Question #86545

The limit is #0#.

It makes sense because both #1/n# and #(-1)/n# go to #0# as #nrarroo#.

In fact, you can prove that

#lim_(nrarroo) (-1)^n/n =0#

using
#-1/n <= (-1)^n/n <= 1/n#

and the discrete version of the squeeze theorem (aka sandwich or pinch theorem).

For #lim_(ntooo)(-1)^n/n#, it converges at #0#.

To determine this limit, the best way to do so is using the idea of the squeeze theorem. Similar in Calculus I for limits of functions, this idea states that as long as #a_n<=b_n<=c_n#, the limits of two sequences, #a_n# and #c_n#, can both equal some #L# value, indicating that the limit of #b_n# must equal #L# as well.

This means that as the two sequences converge to some number or diverge, the sequence in the middle (the original sequence) must also do the same since it is between the two as they "squeeze" to the same final result.
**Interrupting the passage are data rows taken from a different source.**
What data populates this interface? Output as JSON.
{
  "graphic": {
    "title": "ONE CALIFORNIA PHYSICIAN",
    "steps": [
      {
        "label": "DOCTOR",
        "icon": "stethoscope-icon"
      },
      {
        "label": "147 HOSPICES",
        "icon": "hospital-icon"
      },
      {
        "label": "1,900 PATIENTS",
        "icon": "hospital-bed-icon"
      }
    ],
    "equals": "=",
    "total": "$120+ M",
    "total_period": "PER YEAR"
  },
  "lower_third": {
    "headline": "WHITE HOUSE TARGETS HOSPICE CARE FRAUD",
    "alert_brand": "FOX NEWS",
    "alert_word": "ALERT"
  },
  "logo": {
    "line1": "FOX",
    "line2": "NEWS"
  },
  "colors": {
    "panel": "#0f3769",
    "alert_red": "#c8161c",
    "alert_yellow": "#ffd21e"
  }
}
Here is a good example online:

http://supportcentre.maths.nuim.ie/documents/uploads/user/SqueezeTheoremforSequences.pdf

For alternating sequences like #(-1)^n/n#, there is a special case of the squeeze theorem: the absolute value theorem.
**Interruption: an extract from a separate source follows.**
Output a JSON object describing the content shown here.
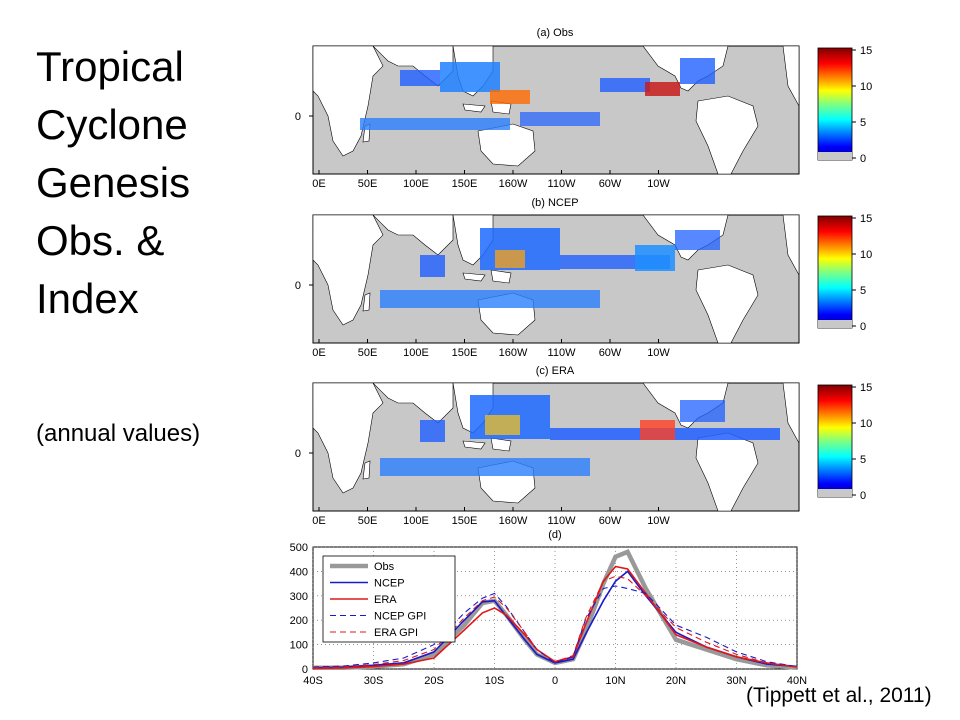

If you take the absolute value of a sequence #a_n# and #lim_(ntooo)|a_n| = 0#, then the limit of the original sequence must converge to #0# as long as #-|a_n|<=a_n<=|a_n|#.

Let's begin by taking the absolute value of the sequence we are solving for:

#lim_(ntooo)|a_n|=lim_(ntooo)abs((-1)^n/n)=lim_(ntooo)(1)^n/n=lim_(ntooo)1/n=0#

We can assume #1^n# goes to #1# since the sequence will be just #1, 1, 1, 1,...# Let's check with the squeeze theorem:

#-1/n<=(-1)^n/n<=1/n=>#true!

#lim_(ntooo)(-1/n)=lim_(ntooo)(1/n)=L=0#

So, #lim_(ntooo)(-1)^n/n=0# by squeeze theorem!

Since this is always the case for alternating sequences, you can just show the absolute sequence approaching to zero and state what theorem you used (squeeze theorem or absolute value theorem).